Le sujet sepia fuit l’être pour l’action. Il a un mal fou à aller vers son intériorité, car il est sans cesse poussé(e) à agir ; c’est une façon d’échapper à soi-même. On pourrait croire les sujets sepia tournés vers eux-mêmes, mais en fait ils sont parfois effondrés dans un spleen qui n’a rien d’introspectif. La plupart du temps ils ignorent complètement pourquoi ils sont si dépressifs.

Leur ferveur est plus située dans l’action que dans la contemplation. Les sepia compensent leur tendance au glissement vers l’hypocondrie par une activité incessante qui les améliore : comme la seiche, ils remuent les tentacules. Le mouvement et l’occupation leur font du bien.

Sépia est un travailleur acharné et ceci jusqu’au burn out

Les symptômes sont améliorés par les exercices violents lorsque la phase est encore tonique. C’est un travailleur ou une travailleuse effréné(e), celui ou celle qu’on qualifie de responsable au caractère sérieux, sans réaliser qu’il s’agit de la compensation névrotique à une angoisse du vide.

Sepia est consciencieux, jusqu’à devenir tatillon, plein de soucis pour les travaux domestiques. C’est le ou la responsable d’entreprise qui finit après tout le monde, qui ne s’arrête ni le soir, ni le week-end, toujours occupé(e), plein(e) de projets, d’idées diverses et graves, de théories rarement ludiques.
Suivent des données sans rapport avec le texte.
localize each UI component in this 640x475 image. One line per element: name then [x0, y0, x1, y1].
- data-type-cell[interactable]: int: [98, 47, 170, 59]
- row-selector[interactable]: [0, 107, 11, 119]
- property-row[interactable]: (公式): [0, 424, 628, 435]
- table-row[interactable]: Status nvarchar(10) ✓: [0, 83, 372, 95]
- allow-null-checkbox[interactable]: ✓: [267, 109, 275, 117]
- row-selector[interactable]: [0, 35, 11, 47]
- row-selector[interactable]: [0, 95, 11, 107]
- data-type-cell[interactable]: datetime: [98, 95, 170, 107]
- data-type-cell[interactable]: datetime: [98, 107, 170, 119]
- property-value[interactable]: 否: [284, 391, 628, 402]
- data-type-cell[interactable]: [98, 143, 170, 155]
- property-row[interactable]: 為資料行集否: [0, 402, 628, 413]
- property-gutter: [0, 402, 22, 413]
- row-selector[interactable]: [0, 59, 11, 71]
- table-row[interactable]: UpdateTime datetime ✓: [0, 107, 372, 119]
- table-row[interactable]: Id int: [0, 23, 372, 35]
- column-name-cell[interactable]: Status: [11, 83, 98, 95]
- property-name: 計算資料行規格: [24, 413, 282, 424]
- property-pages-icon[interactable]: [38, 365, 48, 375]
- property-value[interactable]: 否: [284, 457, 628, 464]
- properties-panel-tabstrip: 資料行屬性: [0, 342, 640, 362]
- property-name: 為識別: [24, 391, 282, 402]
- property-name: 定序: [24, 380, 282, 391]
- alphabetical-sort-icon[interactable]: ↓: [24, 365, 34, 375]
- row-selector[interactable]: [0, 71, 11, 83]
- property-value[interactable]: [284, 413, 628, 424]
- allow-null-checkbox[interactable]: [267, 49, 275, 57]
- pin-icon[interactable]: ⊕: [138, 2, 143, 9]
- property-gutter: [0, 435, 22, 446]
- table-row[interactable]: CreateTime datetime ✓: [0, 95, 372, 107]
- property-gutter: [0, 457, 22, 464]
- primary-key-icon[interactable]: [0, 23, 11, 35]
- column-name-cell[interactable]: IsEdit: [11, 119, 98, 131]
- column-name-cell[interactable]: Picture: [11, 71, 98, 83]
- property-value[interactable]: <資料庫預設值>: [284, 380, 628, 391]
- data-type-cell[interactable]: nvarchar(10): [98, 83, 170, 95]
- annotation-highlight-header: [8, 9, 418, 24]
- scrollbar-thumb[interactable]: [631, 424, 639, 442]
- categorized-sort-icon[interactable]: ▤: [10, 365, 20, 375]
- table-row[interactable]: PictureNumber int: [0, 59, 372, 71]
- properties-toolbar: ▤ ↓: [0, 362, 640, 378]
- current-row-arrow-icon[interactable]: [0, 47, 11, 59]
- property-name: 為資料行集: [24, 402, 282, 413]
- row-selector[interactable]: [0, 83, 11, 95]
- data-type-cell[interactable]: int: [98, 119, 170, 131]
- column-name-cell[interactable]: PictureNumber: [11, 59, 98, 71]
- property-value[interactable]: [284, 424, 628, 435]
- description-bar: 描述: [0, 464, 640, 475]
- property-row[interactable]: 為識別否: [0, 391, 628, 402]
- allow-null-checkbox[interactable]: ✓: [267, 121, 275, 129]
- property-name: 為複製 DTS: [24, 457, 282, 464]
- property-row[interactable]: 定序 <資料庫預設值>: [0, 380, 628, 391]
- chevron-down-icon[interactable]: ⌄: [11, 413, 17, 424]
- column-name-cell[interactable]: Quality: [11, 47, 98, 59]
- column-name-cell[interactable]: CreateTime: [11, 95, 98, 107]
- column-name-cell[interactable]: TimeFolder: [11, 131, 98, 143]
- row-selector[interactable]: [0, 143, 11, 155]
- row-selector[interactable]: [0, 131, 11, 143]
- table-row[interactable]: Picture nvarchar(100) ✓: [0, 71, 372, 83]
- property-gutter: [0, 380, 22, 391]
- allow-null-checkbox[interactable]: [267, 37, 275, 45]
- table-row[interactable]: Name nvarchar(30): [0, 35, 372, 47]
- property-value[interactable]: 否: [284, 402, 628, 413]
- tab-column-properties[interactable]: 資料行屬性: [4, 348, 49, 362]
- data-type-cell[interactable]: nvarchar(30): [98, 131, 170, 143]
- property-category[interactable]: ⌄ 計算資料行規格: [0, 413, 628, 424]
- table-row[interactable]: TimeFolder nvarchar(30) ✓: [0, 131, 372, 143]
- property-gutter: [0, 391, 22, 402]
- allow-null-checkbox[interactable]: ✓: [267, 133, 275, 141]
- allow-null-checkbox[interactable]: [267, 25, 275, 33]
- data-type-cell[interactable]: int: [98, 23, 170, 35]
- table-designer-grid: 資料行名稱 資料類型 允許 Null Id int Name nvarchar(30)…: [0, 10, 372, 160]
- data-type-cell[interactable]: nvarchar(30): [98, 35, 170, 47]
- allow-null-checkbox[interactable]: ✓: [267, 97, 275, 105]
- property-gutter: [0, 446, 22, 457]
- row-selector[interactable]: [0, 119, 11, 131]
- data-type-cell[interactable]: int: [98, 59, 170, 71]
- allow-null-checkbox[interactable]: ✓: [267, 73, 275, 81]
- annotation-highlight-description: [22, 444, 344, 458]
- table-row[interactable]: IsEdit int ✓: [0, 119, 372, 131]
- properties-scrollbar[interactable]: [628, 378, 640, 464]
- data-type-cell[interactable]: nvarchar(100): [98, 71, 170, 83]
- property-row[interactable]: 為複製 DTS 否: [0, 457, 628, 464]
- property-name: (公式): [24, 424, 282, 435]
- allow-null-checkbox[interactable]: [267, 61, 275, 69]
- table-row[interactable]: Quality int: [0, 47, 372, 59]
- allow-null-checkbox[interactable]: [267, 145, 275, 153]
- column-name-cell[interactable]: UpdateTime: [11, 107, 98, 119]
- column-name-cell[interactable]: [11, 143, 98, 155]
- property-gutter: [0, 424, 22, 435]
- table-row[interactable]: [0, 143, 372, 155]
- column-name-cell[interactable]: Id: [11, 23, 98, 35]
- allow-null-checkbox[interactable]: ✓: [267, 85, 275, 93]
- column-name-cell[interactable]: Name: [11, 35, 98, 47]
Dans cet état compensatoire un peu exalté, sepia chante volontiers, peut se sentir détendu(e), rit, devient même sensible à la musique et à l’orage.
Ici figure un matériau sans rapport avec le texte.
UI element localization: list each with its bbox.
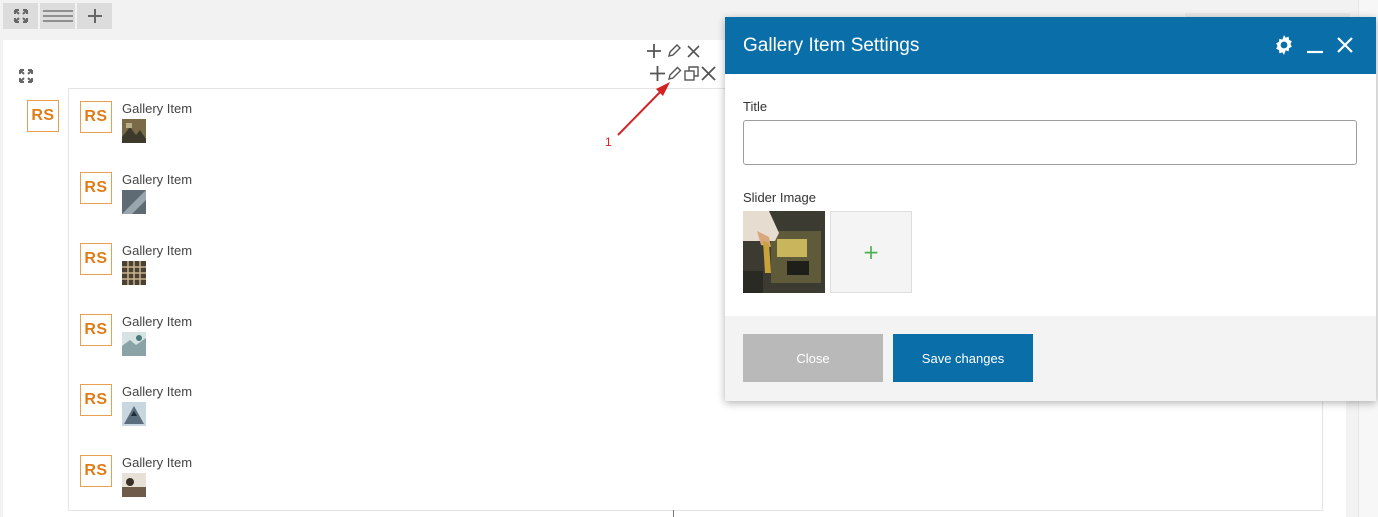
save-changes-button[interactable]: Save changes	[893, 334, 1033, 382]
gallery-item-label: Gallery Item	[122, 384, 193, 399]
expand-icon	[13, 9, 28, 23]
close-icon[interactable]	[701, 66, 716, 81]
close-icon[interactable]	[687, 44, 700, 58]
top-toolbar	[3, 3, 112, 29]
gallery-item-thumbnail	[122, 402, 146, 426]
drop-indicator	[673, 510, 674, 517]
menu-button[interactable]	[40, 3, 75, 29]
dialog-header: Gallery Item Settings	[725, 17, 1376, 74]
pencil-icon[interactable]	[667, 44, 681, 58]
gallery-item[interactable]: RS Gallery Item	[80, 172, 380, 222]
gallery-item[interactable]: RS Gallery Item	[80, 243, 380, 293]
gallery-item-label: Gallery Item	[122, 314, 193, 329]
add-button[interactable]	[77, 3, 112, 29]
menu-icon	[42, 10, 73, 22]
gallery-item[interactable]: RS Gallery Item	[80, 101, 380, 151]
expand-icon	[19, 69, 33, 83]
gallery-item[interactable]: RS Gallery Item	[80, 384, 380, 434]
rs-logo: RS	[27, 100, 59, 132]
dialog-title: Gallery Item Settings	[743, 35, 920, 56]
gallery-item-label: Gallery Item	[122, 101, 193, 116]
row-expand-button[interactable]	[19, 68, 33, 87]
expand-button[interactable]	[3, 3, 38, 29]
slider-image-thumbnail[interactable]	[743, 211, 825, 293]
gallery-item[interactable]: RS Gallery Item	[80, 314, 380, 364]
gallery-item-thumbnail	[122, 119, 146, 143]
rs-logo: RS	[80, 455, 112, 487]
dialog-footer: Close Save changes	[725, 316, 1376, 401]
title-field-label: Title	[743, 99, 768, 114]
clone-icon[interactable]	[684, 66, 699, 81]
close-button[interactable]: Close	[743, 334, 883, 382]
annotation-arrow	[617, 82, 670, 136]
gallery-item-thumbnail	[122, 332, 146, 356]
dialog-header-actions	[1274, 35, 1354, 55]
gallery-item-thumbnail	[122, 190, 146, 214]
rs-logo: RS	[80, 101, 112, 133]
rs-logo: RS	[80, 243, 112, 275]
gallery-item-label: Gallery Item	[122, 172, 193, 187]
gallery-item-thumbnail	[122, 261, 146, 285]
gallery-item[interactable]: RS Gallery Item	[80, 455, 380, 505]
rs-logo: RS	[80, 384, 112, 416]
rs-logo: RS	[80, 172, 112, 204]
gallery-item-label: Gallery Item	[122, 243, 193, 258]
annotation-number: 1	[605, 135, 612, 149]
title-input[interactable]	[743, 120, 1357, 165]
add-image-button[interactable]: +	[830, 211, 912, 293]
gear-icon[interactable]	[1274, 35, 1294, 55]
rs-logo: RS	[80, 314, 112, 346]
close-icon[interactable]	[1336, 36, 1354, 54]
minimize-icon[interactable]	[1306, 36, 1324, 54]
gallery-item-label: Gallery Item	[122, 455, 193, 470]
row-controls	[647, 44, 700, 58]
gallery-item-thumbnail	[122, 473, 146, 497]
gallery-item-settings-dialog: Gallery Item Settings Title Slider Image…	[725, 17, 1376, 401]
slider-image-label: Slider Image	[743, 190, 816, 205]
plus-icon[interactable]	[647, 44, 661, 58]
plus-icon	[87, 9, 102, 23]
Évidemment, à un stade ultérieur, sepia est pris(e) de paresse, déprimé(e), triste et lent(e). C’est le prototype de l’effondré(e), incapable de prendre la moindre décision, d’avancer, pour finir comme une véritable loque sombre, désespérée et avachie. Sa parole devient lente, il ou elle répond lentement, se meut et évolue au ralenti.

Sépia est un être de l’ombre avec quelques flash de lumière

Sépia est un sombre vaisseau gonflé d’encre noire qui chasse ses proies la nuit. C’est un être de l’ombre.
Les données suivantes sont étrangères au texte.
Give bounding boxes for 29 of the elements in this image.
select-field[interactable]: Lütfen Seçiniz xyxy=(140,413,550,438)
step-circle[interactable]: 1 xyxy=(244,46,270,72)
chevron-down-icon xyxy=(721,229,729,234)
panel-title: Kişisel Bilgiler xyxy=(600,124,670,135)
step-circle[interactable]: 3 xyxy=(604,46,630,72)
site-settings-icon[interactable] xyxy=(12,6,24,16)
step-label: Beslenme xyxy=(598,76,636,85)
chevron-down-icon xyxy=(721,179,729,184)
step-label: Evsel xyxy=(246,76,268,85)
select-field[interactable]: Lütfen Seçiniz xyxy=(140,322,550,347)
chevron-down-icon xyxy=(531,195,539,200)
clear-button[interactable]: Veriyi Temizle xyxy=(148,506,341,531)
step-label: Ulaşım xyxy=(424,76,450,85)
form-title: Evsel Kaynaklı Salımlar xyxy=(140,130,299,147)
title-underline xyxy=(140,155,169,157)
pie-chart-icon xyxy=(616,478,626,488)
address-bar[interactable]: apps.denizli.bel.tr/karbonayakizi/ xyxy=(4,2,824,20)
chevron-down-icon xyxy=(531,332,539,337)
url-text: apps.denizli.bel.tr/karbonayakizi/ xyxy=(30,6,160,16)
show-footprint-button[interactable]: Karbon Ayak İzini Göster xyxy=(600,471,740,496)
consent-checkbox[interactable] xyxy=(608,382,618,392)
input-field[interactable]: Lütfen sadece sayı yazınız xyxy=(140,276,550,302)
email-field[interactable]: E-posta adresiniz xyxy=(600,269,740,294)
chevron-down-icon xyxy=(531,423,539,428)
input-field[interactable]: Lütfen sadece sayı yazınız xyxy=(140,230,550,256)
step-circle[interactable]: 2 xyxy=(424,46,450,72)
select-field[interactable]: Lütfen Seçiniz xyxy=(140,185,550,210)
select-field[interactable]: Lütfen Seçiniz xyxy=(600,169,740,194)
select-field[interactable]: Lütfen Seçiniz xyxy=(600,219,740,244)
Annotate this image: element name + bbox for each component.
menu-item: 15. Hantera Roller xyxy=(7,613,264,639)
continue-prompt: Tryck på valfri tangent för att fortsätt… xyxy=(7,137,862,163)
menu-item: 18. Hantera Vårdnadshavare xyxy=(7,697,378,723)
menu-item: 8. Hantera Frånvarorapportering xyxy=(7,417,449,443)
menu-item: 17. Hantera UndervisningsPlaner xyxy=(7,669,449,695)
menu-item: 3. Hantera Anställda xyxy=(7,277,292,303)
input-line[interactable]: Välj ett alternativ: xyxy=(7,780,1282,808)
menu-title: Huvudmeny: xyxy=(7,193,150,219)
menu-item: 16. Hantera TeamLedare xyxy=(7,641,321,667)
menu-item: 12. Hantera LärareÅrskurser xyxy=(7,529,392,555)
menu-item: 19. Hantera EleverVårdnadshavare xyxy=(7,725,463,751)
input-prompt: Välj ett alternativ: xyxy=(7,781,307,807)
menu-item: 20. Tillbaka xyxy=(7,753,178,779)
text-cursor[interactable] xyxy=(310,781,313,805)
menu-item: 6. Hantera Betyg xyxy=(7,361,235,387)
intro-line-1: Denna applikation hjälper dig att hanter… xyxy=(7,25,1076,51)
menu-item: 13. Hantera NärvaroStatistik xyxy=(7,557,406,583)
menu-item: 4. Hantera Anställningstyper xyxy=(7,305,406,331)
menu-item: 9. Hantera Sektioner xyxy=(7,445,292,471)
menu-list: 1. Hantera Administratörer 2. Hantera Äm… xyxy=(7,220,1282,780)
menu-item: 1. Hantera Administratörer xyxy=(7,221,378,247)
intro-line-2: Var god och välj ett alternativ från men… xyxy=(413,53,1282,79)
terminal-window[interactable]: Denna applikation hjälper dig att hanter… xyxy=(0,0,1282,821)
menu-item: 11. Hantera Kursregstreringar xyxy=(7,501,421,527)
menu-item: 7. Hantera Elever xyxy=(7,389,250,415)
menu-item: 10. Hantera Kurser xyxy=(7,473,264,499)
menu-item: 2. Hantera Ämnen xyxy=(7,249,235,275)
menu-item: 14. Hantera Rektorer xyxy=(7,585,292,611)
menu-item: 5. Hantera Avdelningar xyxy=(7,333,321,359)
Sepia, dans une dynamique compensée, est quelqu’un de sthénique, qui semble gai et même parfois coloré. Mais au fond c’est un sombre qui se fait du souci facilement, qui a des idées préoccupantes.

Tous ses maux se présentent sous un aspect néfaste, avec le côté noir des choses. Voici sepia triste et abattu, fatigué, ruminant de sombres pensées sur sa maladie, sur l’avenir. Sa tristesse est si marquée, qu’il (ou elle) peut avoir des crises de larmes difficiles à contenir.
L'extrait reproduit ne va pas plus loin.